Der Bayerische Verwaltungsgerichtshof hat mit Urteil vom 26.02.2026, Az. 24 B 25.1740, klargestellt, dass Inhaber von Jahresjagdscheinen sich – unwiderlegbar – auf ein Bedürfnis zum Erwerb und Besitz von zwei Kurzwaffen berufen können (§ 13 Abs. 2 WaffG). Auf dieses Bedürfnis werden Schusswaffen, die ein Jäger z.B. als Sportschütze besitzt, nicht angerechnet.
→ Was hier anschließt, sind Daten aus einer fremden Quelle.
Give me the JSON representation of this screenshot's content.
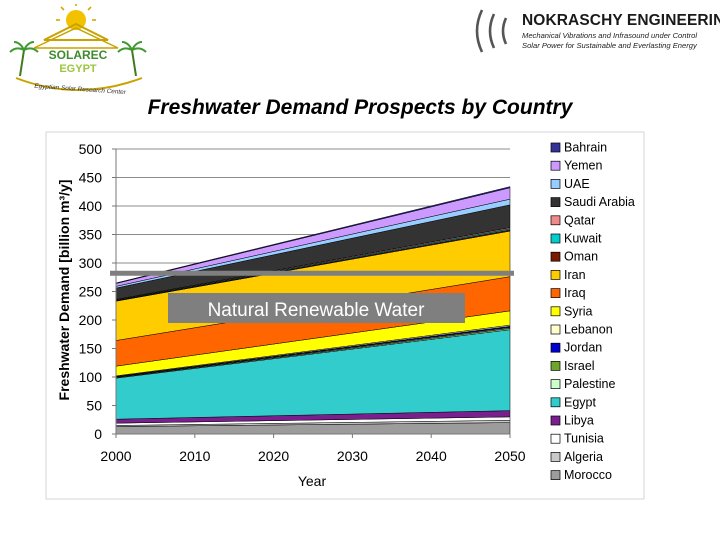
{
  "header": {
    "left_logo": {
      "name": "SOLAREC",
      "sub": "EGYPT",
      "ring_text": "Egyptian Solar Research Center"
    },
    "right_logo": {
      "company": "NOKRASCHY ENGINEERING",
      "tagline1": "Mechanical Vibrations and Infrasound under Control",
      "tagline2": "Solar Power for Sustainable and Everlasting Energy"
    },
    "title": "Freshwater Demand Prospects by Country"
  },
  "chart_data": {
    "type": "area",
    "stacked": true,
    "xlabel": "Year",
    "ylabel": "Freshwater Demand [billion m³/y]",
    "x": [
      2000,
      2050
    ],
    "xticks": [
      2000,
      2010,
      2020,
      2030,
      2040,
      2050
    ],
    "ylim": [
      0,
      500
    ],
    "yticks": [
      0,
      50,
      100,
      150,
      200,
      250,
      300,
      350,
      400,
      450,
      500
    ],
    "grid": "horizontal",
    "legend_position": "right",
    "series": [
      {
        "name": "Morocco",
        "values": [
          13,
          20
        ],
        "color": "#9c9c9c"
      },
      {
        "name": "Algeria",
        "values": [
          2,
          4
        ],
        "color": "#c9c9c9"
      },
      {
        "name": "Tunisia",
        "values": [
          4,
          6
        ],
        "color": "#ffffff"
      },
      {
        "name": "Libya",
        "values": [
          7,
          11
        ],
        "color": "#7a1f8e"
      },
      {
        "name": "Egypt",
        "values": [
          72,
          142
        ],
        "color": "#33cccc"
      },
      {
        "name": "Palestine",
        "values": [
          1,
          2
        ],
        "color": "#ccffcc"
      },
      {
        "name": "Israel",
        "values": [
          1,
          2
        ],
        "color": "#6fa52a"
      },
      {
        "name": "Jordan",
        "values": [
          1,
          2
        ],
        "color": "#0000cc"
      },
      {
        "name": "Lebanon",
        "values": [
          1,
          2
        ],
        "color": "#ffffcc"
      },
      {
        "name": "Syria",
        "values": [
          17,
          25
        ],
        "color": "#ffff00"
      },
      {
        "name": "Iraq",
        "values": [
          45,
          60
        ],
        "color": "#ff6600"
      },
      {
        "name": "Iran",
        "values": [
          69,
          80
        ],
        "color": "#ffcc00"
      },
      {
        "name": "Oman",
        "values": [
          1,
          2
        ],
        "color": "#7a1a00"
      },
      {
        "name": "Kuwait",
        "values": [
          1,
          2
        ],
        "color": "#00cccc"
      },
      {
        "name": "Qatar",
        "values": [
          1,
          2
        ],
        "color": "#f08a8a"
      },
      {
        "name": "Saudi Arabia",
        "values": [
          20,
          40
        ],
        "color": "#333333"
      },
      {
        "name": "UAE",
        "values": [
          3,
          10
        ],
        "color": "#99ccff"
      },
      {
        "name": "Yemen",
        "values": [
          5,
          20
        ],
        "color": "#cc99ff"
      },
      {
        "name": "Bahrain",
        "values": [
          1,
          2
        ],
        "color": "#333399"
      }
    ],
    "annotations": [
      {
        "text": "Natural Renewable Water",
        "y": 282
      }
    ]
  }
}
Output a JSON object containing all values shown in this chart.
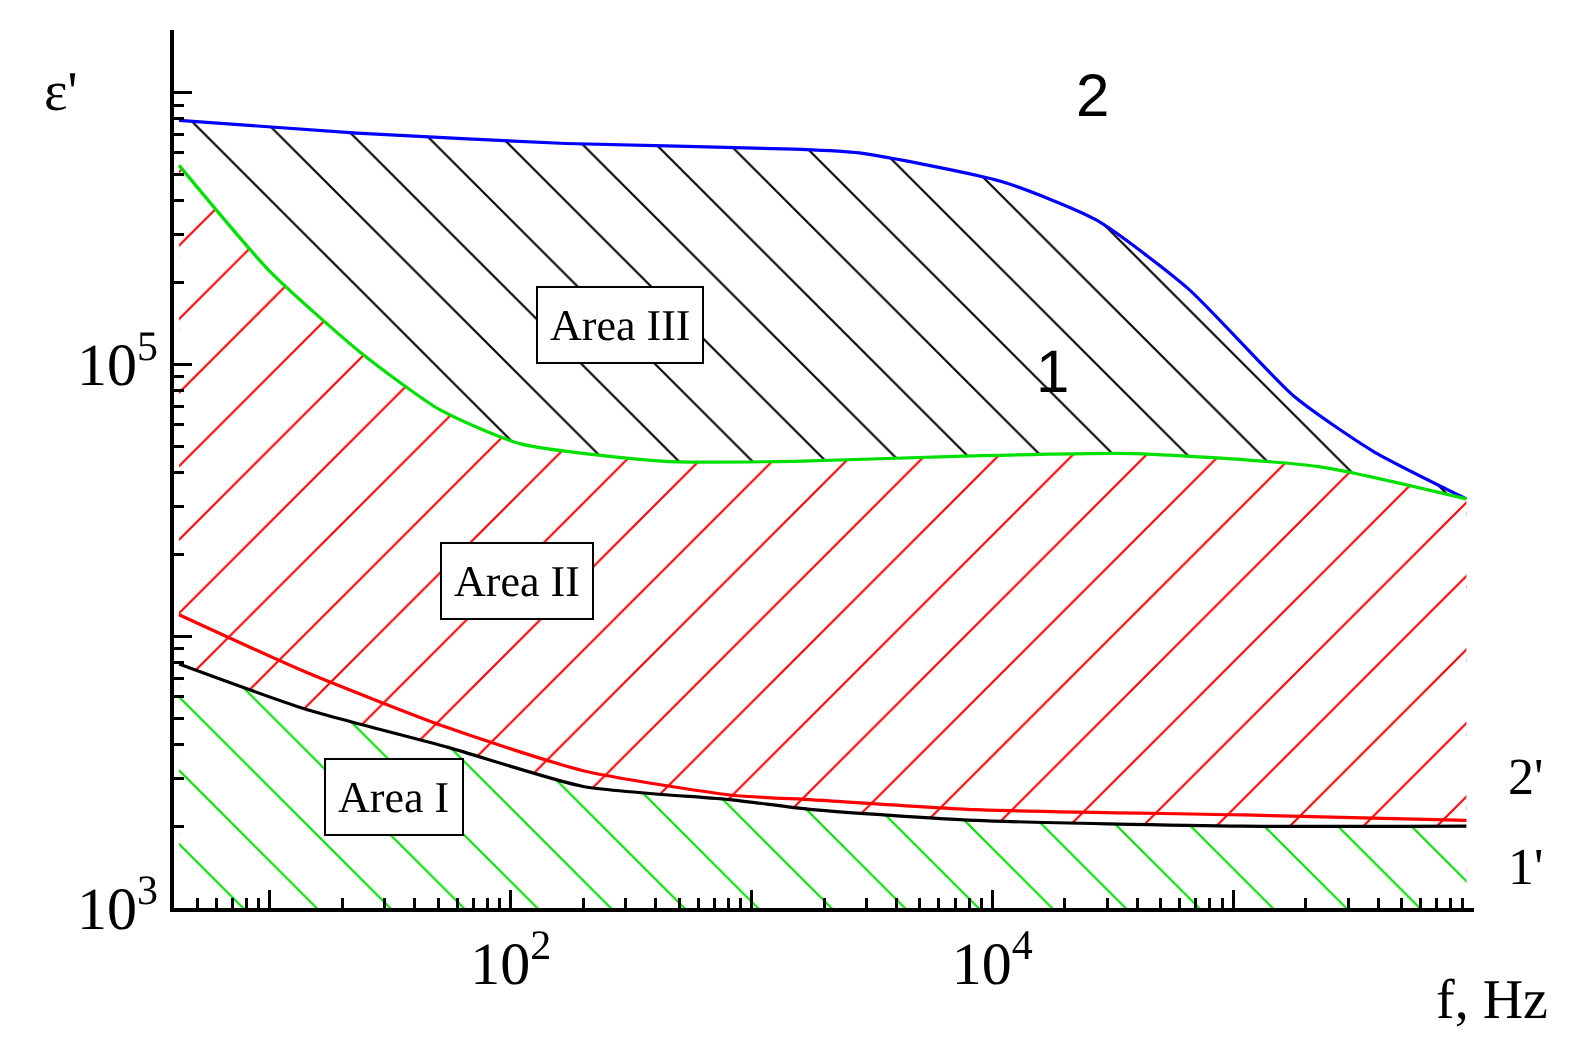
{
  "chart_data": {
    "type": "line",
    "xlabel": "f, Hz",
    "ylabel": "ε'",
    "log": "xy",
    "grid": false,
    "legend": false,
    "marker": "none",
    "line_style": "solid",
    "xlim": [
      4,
      1000000
    ],
    "ylim": [
      1000,
      1700000
    ],
    "xticks": [
      {
        "value": 10,
        "label": null
      },
      {
        "value": 100,
        "label": "10$^{2}$"
      },
      {
        "value": 1000,
        "label": null
      },
      {
        "value": 10000,
        "label": "10$^{4}$"
      },
      {
        "value": 100000,
        "label": null
      }
    ],
    "yticks": [
      {
        "value": 1000,
        "label": "10$^{3}$"
      },
      {
        "value": 10000,
        "label": null
      },
      {
        "value": 100000,
        "label": "10$^{5}$"
      },
      {
        "value": 1000000,
        "label": null
      }
    ],
    "annotations": [
      "Area III",
      "Area II",
      "Area I"
    ],
    "series": [
      {
        "name": "2",
        "type": "area",
        "color": "#0000ff",
        "x": [
          4.2,
          23,
          170,
          1500,
          2800,
          11000,
          27000,
          65000,
          180000,
          380000,
          930000
        ],
        "values": [
          790000,
          710000,
          650000,
          620000,
          600000,
          470000,
          340000,
          190000,
          76000,
          48000,
          32000
        ]
      },
      {
        "name": "1",
        "type": "area",
        "color": "#00e000",
        "x": [
          4.2,
          10,
          24,
          51,
          110,
          440,
          1500,
          7600,
          39000,
          230000,
          930000
        ],
        "values": [
          540000,
          220000,
          110000,
          68000,
          51000,
          44000,
          44000,
          46000,
          47000,
          42000,
          32000
        ]
      },
      {
        "name": "2'",
        "color": "#ff0000",
        "x": [
          4.2,
          14,
          55,
          200,
          830,
          1800,
          8500,
          110000,
          930000
        ],
        "values": [
          12000,
          7400,
          4600,
          3200,
          2600,
          2500,
          2300,
          2200,
          2100
        ]
      },
      {
        "name": "1'",
        "type": "area",
        "color": "#000000",
        "x": [
          4.2,
          14,
          55,
          200,
          830,
          1800,
          8500,
          110000,
          930000
        ],
        "values": [
          7900,
          5400,
          3900,
          2800,
          2500,
          2300,
          2100,
          2000,
          2000
        ]
      }
    ]
  }
}
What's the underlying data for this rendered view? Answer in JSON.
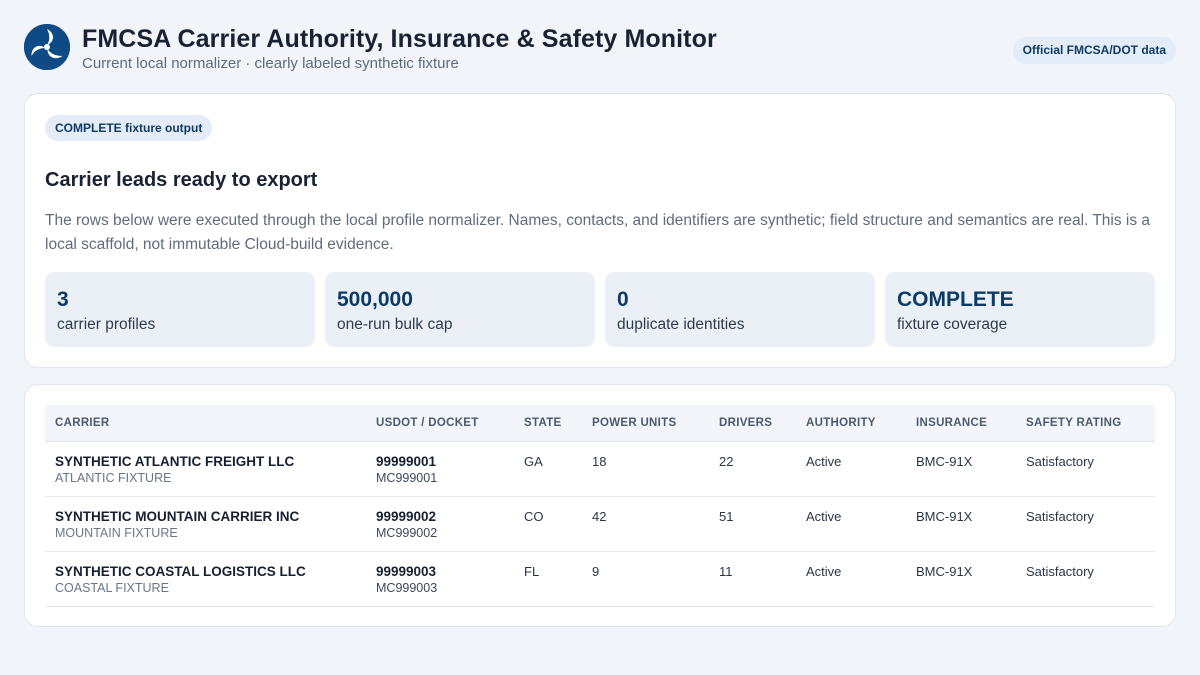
{
  "header": {
    "title": "FMCSA Carrier Authority, Insurance & Safety Monitor",
    "subtitle": "Current local normalizer · clearly labeled synthetic fixture",
    "badge": "Official FMCSA/DOT data",
    "logo_icon": "dot-triskelion-logo"
  },
  "summary": {
    "status_pill": "COMPLETE fixture output",
    "title": "Carrier leads ready to export",
    "description": "The rows below were executed through the local profile normalizer. Names, contacts, and identifiers are synthetic; field structure and semantics are real. This is a local scaffold, not immutable Cloud-build evidence.",
    "stats": [
      {
        "value": "3",
        "label": "carrier profiles"
      },
      {
        "value": "500,000",
        "label": "one-run bulk cap"
      },
      {
        "value": "0",
        "label": "duplicate identities"
      },
      {
        "value": "COMPLETE",
        "label": "fixture coverage"
      }
    ]
  },
  "table": {
    "columns": [
      "CARRIER",
      "USDOT / DOCKET",
      "STATE",
      "POWER UNITS",
      "DRIVERS",
      "AUTHORITY",
      "INSURANCE",
      "SAFETY RATING"
    ],
    "rows": [
      {
        "name": "SYNTHETIC ATLANTIC FREIGHT LLC",
        "sub": "ATLANTIC FIXTURE",
        "usdot": "99999001",
        "docket": "MC999001",
        "state": "GA",
        "power_units": "18",
        "drivers": "22",
        "authority": "Active",
        "insurance": "BMC-91X",
        "safety": "Satisfactory"
      },
      {
        "name": "SYNTHETIC MOUNTAIN CARRIER INC",
        "sub": "MOUNTAIN FIXTURE",
        "usdot": "99999002",
        "docket": "MC999002",
        "state": "CO",
        "power_units": "42",
        "drivers": "51",
        "authority": "Active",
        "insurance": "BMC-91X",
        "safety": "Satisfactory"
      },
      {
        "name": "SYNTHETIC COASTAL LOGISTICS LLC",
        "sub": "COASTAL FIXTURE",
        "usdot": "99999003",
        "docket": "MC999003",
        "state": "FL",
        "power_units": "9",
        "drivers": "11",
        "authority": "Active",
        "insurance": "BMC-91X",
        "safety": "Satisfactory"
      }
    ]
  },
  "colors": {
    "accent": "#0e4b86",
    "accent_dark": "#0e3b66",
    "background": "#f1f4f8"
  }
}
Die anderslautende Entscheidung des Verwaltungsgerichts Würzburg wurde aufgehoben (VG Würzburg, Urteil vom 17.03.2025 – 9 K 24.1328).

Eine Bedürfnisprüfung erfolgt auch dann nicht, wenn der Jäger bereits aus anderen Bedürfnisgründen (hier: Sportschütze) eine zur Jagdausübung grundsätzlich geeignete Kurzwaffe besitzt. Denn eine (von anderen Oberverwaltungsgerichten vertretene) Anrechnung weiterer im Besitz befindlicher Kurzwaffen, die zu jagdlichen Zwecken grds. geeignet sind, stehe – so der VGH – in Widerspruch zum eindeutigen Wortlaut des § 13 Abs. 2 S. 2 WaffG und sei weder mit der Systematik des Gesetzes noch mit dem Sinn und Zweck der maßgeblichen Vorschriften vereinbar.
Durch § 13 Abs. 2 WaffG werden Inhaber eines Jahresjagdscheins komplett von einer Bedürfnisprüfung, sowohl im Hinblick auf das spezielle waffen- und munitionsbezogene Bedürfnis nach § 13 Abs. 1 Nr. 1 WaffG als auch auf das allgemeine Bedürfnis nach § 4 Abs. 1 Nr. 4 iVm § 8 WaffG für Langwaffen und zwei Kurzwaffen freigestellt, sofern diese Waffen Jagdwaffen, dh nicht nach dem Bundesjagdgesetz verboten sind. Eine absolute Obergrenze bildet das Grundkontingent nicht. Weitere Kurzwaffen erfordern aber eine Glaubhaftmachung des Bedürfnisses nach § 8 WaffG.